Cameroun : Issa Tchiroma paralyse le pays avec ses “villes mortes” post-électorales

Ce lundi 3 novembre 2025, Bafoussam s’est réveillée dans un silence de plomb. Pas un moteur, pas un cri d’enfant, pas une boutique ouverte : la capitale de l’Ouest s’est transformée en ville fantôme. Après les violences du 15 octobre, la peur a pris le dessus sur la vie quotidienne.

« Même les taxis ont disparu, ce n’est plus la même ville ! », confie un habitant que nous avons joint par téléphone. Entre menaces de représailles, arrestations nocturnes et sentiment d’abandon, la tension est à son comble.

À Bafoussam, les appels aux « villes mortes » ont été suivis avec une ampleur inédite. Du marché A jusqu’à Tamdja, les rideaux de fer restent baissés. Même les moto-taximen, d’ordinaire infatigables, ont déserté les carrefours.

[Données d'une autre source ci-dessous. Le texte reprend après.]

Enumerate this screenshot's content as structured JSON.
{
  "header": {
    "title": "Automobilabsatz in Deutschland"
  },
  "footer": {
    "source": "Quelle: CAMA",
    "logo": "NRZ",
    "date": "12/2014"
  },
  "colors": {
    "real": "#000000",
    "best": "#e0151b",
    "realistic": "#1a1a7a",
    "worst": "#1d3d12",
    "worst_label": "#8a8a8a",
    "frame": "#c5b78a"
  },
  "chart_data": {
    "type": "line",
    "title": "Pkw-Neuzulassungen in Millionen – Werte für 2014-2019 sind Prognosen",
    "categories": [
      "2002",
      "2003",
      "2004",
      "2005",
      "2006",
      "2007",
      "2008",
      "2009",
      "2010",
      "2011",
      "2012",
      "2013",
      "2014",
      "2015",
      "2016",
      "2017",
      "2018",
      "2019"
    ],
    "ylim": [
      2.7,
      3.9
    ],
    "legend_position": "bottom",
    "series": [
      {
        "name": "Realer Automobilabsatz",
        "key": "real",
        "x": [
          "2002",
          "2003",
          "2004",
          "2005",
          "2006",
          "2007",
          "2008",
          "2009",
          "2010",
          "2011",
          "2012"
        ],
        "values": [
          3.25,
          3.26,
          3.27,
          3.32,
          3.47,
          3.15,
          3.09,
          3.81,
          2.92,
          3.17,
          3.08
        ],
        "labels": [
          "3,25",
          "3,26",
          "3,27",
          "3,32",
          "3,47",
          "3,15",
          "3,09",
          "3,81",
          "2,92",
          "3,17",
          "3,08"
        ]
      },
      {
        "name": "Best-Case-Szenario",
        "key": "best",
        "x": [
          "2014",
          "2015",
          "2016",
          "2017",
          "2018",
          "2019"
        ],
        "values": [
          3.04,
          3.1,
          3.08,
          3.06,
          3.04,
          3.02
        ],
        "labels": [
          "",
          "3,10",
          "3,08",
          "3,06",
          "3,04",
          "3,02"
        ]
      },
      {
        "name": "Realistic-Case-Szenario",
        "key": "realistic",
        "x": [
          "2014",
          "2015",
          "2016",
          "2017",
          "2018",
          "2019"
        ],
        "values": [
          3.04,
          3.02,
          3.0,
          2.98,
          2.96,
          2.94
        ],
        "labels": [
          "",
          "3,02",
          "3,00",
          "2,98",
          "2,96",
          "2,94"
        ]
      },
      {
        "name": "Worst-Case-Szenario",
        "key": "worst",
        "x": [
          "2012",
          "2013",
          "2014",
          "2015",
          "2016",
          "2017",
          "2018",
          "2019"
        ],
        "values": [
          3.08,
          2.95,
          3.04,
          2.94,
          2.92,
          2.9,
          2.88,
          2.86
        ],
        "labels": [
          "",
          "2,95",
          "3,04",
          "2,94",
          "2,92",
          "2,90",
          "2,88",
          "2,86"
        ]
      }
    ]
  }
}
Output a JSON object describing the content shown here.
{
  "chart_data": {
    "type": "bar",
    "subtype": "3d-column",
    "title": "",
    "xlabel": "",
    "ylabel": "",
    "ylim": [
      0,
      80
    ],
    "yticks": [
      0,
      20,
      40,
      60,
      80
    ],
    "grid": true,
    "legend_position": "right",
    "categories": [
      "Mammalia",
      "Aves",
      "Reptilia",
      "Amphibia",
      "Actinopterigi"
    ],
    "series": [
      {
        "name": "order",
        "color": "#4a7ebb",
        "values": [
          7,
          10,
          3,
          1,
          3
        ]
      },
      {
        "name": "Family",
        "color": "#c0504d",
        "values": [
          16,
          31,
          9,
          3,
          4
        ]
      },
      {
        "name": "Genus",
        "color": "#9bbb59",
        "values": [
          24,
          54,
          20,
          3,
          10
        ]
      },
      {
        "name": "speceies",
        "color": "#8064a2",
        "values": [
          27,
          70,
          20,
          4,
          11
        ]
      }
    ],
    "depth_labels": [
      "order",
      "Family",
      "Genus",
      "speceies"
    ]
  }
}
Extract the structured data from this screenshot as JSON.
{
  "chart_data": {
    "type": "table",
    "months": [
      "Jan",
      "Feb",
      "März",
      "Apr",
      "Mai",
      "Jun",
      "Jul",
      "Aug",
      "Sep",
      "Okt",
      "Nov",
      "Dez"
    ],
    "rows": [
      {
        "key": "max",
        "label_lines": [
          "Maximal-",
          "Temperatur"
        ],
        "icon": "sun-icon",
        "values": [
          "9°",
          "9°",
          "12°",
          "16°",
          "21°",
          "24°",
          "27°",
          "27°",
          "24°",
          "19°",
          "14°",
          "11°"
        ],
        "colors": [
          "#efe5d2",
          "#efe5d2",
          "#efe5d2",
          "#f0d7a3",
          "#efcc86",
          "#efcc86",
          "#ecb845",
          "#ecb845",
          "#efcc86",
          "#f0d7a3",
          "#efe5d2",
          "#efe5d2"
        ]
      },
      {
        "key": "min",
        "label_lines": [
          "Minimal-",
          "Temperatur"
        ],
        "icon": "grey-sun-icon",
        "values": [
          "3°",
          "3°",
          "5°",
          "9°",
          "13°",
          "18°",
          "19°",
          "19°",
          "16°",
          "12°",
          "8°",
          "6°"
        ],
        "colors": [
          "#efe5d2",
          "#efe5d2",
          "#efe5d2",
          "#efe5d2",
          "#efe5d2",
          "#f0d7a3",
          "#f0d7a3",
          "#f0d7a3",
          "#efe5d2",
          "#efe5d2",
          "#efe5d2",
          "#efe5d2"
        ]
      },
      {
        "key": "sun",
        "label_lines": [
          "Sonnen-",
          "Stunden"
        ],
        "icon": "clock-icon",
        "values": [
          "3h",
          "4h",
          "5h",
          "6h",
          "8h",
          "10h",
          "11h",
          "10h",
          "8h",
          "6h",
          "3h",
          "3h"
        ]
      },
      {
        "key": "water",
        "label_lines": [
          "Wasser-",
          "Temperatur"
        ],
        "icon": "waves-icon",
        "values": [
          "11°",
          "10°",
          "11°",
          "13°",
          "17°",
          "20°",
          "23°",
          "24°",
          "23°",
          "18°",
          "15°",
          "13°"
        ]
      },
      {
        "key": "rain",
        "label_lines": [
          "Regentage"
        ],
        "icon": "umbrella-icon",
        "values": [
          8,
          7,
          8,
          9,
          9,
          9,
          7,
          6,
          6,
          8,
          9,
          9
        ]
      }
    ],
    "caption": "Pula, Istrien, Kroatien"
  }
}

Les écoles sont restées vides : zéro élève, zéro enseignant. Les autorités administratives ont bien tenté de rassurer, mais leurs appels « à la reprise normale » se heurtent à une psychose généralisée.

« On vit comme si la guerre était à notre porte », lâche une mère de famille à Tougang. Les coups de feu sporadiques de la semaine dernière ont fini d’achever le peu de confiance qui restait.

Les forces de sécurité, omniprésentes dans les quartiers populaires, multiplient les contrôles. « Ils fouillent tout, même les sacs de farine ! », se plaint un vendeur de vivres. La population, traumatisée par les rafles, préfère rester confinée chez elle.

Les axes menant à Bandjoun et Foumbot sont presque déserts. Les agences de voyages ont suspendu les départs, craignant des affrontements sur les routes. Les commerces de gros, piliers de l’économie régionale, affichent des pertes évaluées à plusieurs dizaines de millions de francs CFA chaque heure.

La population se sent abandonnée ; la peur et la colère montent. Plusieurs habitants évoquent la « plus grave paralysie depuis 2008 ».